Touradas, o que é e que novidades vai trazer à tauromaquia?
Para lhe responder a esta e a outras questões, o TouroeOuro.com esteve à conversa com Paulo Pessoa de Carvalho, Presidente da Federação Prótoiro, sobre a nova marca que acabou de ser lançada.
O que é, a que se propõe, onde vai chegar?
Tudo para saber nas linhas seguintes...

TouroeOuro (TeO) Paulo faça-nos um ponto de situação da Prótoiro? Como a encontrou, o que se tem feito, e para onde vai caminhar…

Paulo Pessoa de Carvalho (PPC) - Antes de olhar para onde estamos, deixe-me recordar o momento do nascimento.

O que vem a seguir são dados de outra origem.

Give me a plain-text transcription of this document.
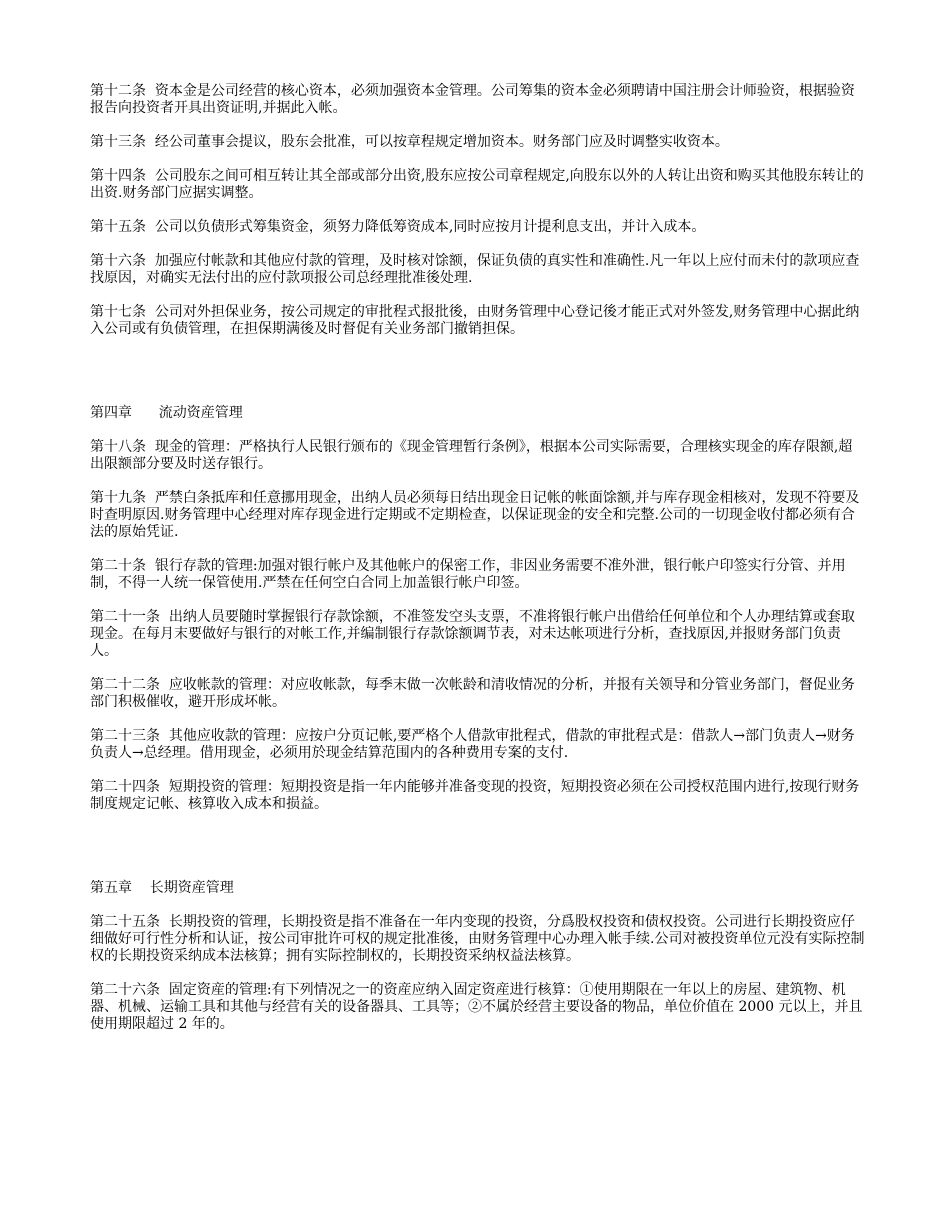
第十二条  资本金是公司经营的核心资本，必须加强资本金管理。公司筹集的资本金必须聘请中国注册会计师验资，根据验资报告向投资者开具出资证明,并据此入帐。

第十三条  经公司董事会提议，股东会批准，可以按章程规定增加资本。财务部门应及时调整实收资本。

第十四条  公司股东之间可相互转让其全部或部分出资,股东应按公司章程规定,向股东以外的人转让出资和购买其他股东转让的出资.财务部门应据实调整。

第十五条  公司以负债形式筹集资金，须努力降低筹资成本,同时应按月计提利息支出，并计入成本。

第十六条  加强应付帐款和其他应付款的管理，及时核对馀额，保证负债的真实性和准确性.凡一年以上应付而未付的款项应查找原因，对确实无法付出的应付款项报公司总经理批准後处理.

第十七条  公司对外担保业务，按公司规定的审批程式报批後，由财务管理中心登记後才能正式对外签发,财务管理中心据此纳入公司或有负债管理，在担保期满後及时督促有关业务部门撤销担保。

第四章      流动资産管理

第十八条  现金的管理：严格执行人民银行颁布的《现金管理暂行条例》，根据本公司实际需要，合理核实现金的库存限额,超出限额部分要及时送存银行。

第十九条  严禁白条抵库和任意挪用现金，出纳人员必须每日结出现金日记帐的帐面馀额,并与库存现金相核对，发现不符要及时查明原因.财务管理中心经理对库存现金进行定期或不定期检查，以保证现金的安全和完整.公司的一切现金收付都必须有合法的原始凭证.

第二十条  银行存款的管理:加强对银行帐户及其他帐户的保密工作，非因业务需要不准外泄，银行帐户印签实行分管、并用制，不得一人统一保管使用.严禁在任何空白合同上加盖银行帐户印签。

第二十一条  出纳人员要随时掌握银行存款馀额，不准签发空头支票，不准将银行帐户出借给任何单位和个人办理结算或套取现金。在每月末要做好与银行的对帐工作,并编制银行存款馀额调节表，对未达帐项进行分析，查找原因,并报财务部门负责人。

第二十二条  应收帐款的管理：对应收帐款，每季末做一次帐龄和清收情况的分析，并报有关领导和分管业务部门，督促业务部门积极催收，避开形成坏帐。

第二十三条  其他应收款的管理：应按户分页记帐,要严格个人借款审批程式，借款的审批程式是：借款人→部门负责人→财务负责人→总经理。借用现金，必须用於现金结算范围内的各种费用专案的支付.

第二十四条  短期投资的管理：短期投资是指一年内能够并准备变现的投资，短期投资必须在公司授权范围内进行,按现行财务制度规定记帐、核算收入成本和损益。

第五章    长期资産管理

第二十五条  长期投资的管理，长期投资是指不准备在一年内变现的投资，分爲股权投资和债权投资。公司进行长期投资应仔细做好可行性分析和认证，按公司审批许可权的规定批准後，由财务管理中心办理入帐手续.公司对被投资单位元没有实际控制权的长期投资采纳成本法核算；拥有实际控制权的，长期投资采纳权益法核算。

第二十六条  固定资産的管理:有下列情况之一的资産应纳入固定资産进行核算：①使用期限在一年以上的房屋、建筑物、机器、机械、运输工具和其他与经营有关的设备器具、工具等；②不属於经营主要设备的物品，单位价值在 2000 元以上，并且使用期限超过 2 年的。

A PRÓTOIRO nasceu como necessidade comum de um grupo de pessoas. Na altura, procurávamos um caminho que de alguma forma ajudasse todos os sectores da festa a prepararem-se para os tempos actuais e futuros. Daí, desse sentimento mútuo de várias pessoas, surgiu a PRÓTOIRO.

O trabalho por ela desenvolvido tem sido muito, nem sempre visível, mas de certeza frutífero. Na verdade, e muito resumidamente, a PRÓTOIRO abriu um canal de consciencialização para problemas que temos sentidos, e tem ajudado a criar uma estratégia de acção e defesa da festa. Tem desenvolvido um trabalho profundo com as forças de intervenção na sociedade, com o objectivo de dar a conhecer e valorizar a festa e a sua importância sóciocultural e económica.

O caminho que se segue é a continuidade do trabalho feito, um trabalho difícil porque se vira para dentro e para fora. Temos a contínua meta de envolver todos os agentes da Festa, incentivando-os a fazer mais e melhor e alertando-os para a necessidade de mudança. Mas, o grande foco da Protoiro é agir na sociedade para mostrar a verdadeira importância da tauromaquia e toda a sua enorme riqueza e multivalências, que ultrapassam tremendamente o espectáculo em si que é uma corrida de toiros. Neste capítulo e apenas para concluir, a PRÓTOIRO terá sempre como seu lema a liberdade cultural e o respeito pelas opções de cada um. Com o lançamento da marca Touradas, um passo estratégico muito meditado, damos um passo inovador e importantíssimo para a promoção da tauromaquia.

TeO - Como sente a união entre os intervenientes da festa para com a Protoiro?
Como correu e foi recebida a apresentação do projecto ‘Touradas’ aos intervenientes?

A apresentação do projecto TOURADAS correu bem e foi recebida de igual forma. Foram colocadas oportunas questões e a plateia constituída por elementos das 4 associações que constituem a PRÓTOIRO, saiu, penso eu, esclarecida mas, acima de tudo, consciente de que estamos um passo à frente de muitas áreas de negócio na forma como olhamos para o futuro.

As pessoas perceberam que existe estratégia, existem ideias, existe um caminho claro a percorrer. Agora, é tempo de concretizar estas ideias, valorizarmo-nos, darmos definitivamente o passo para uma nova e actual noção do mundo da tauromaquia, quer para dentro quer para fora - pois irão respeitar-nos e valorizar-nos de uma outra forma. Não é possível chegar, ver e vencer, isso não acontece na vida real salvo raras excepções. As pessoas, na sua grande maioria, são impacientes e desconfiadas, são características humanas que todos nós partilhamos. Temos resistências ao que é novo, ao que é diferente. O caminho que temos vindo a fazer é longo e árduo. Por vezes temos mesmo de nos recordar de que só o tempo, a união e o foco no mesmo objectivo (defesa e promoção da festa) é que nos farão chegar onde pretendemos. Esta apresentação correspondeu precisamente a um esforço numa área em que nos pediram que melhorássemos a nossa intervenção, na acção da comunicação interna. Pedimos a paciência e compreensão de todos para o arranque deste enorme projecto, que exige energias e empenho de todos. Estamos todos a trabalhar para a Festa, para que ela se fortaleça.

TeO - A Protoiro prepara-se para lançar a marca ‘Touradas’, quer explicar-nos melhor em que consiste?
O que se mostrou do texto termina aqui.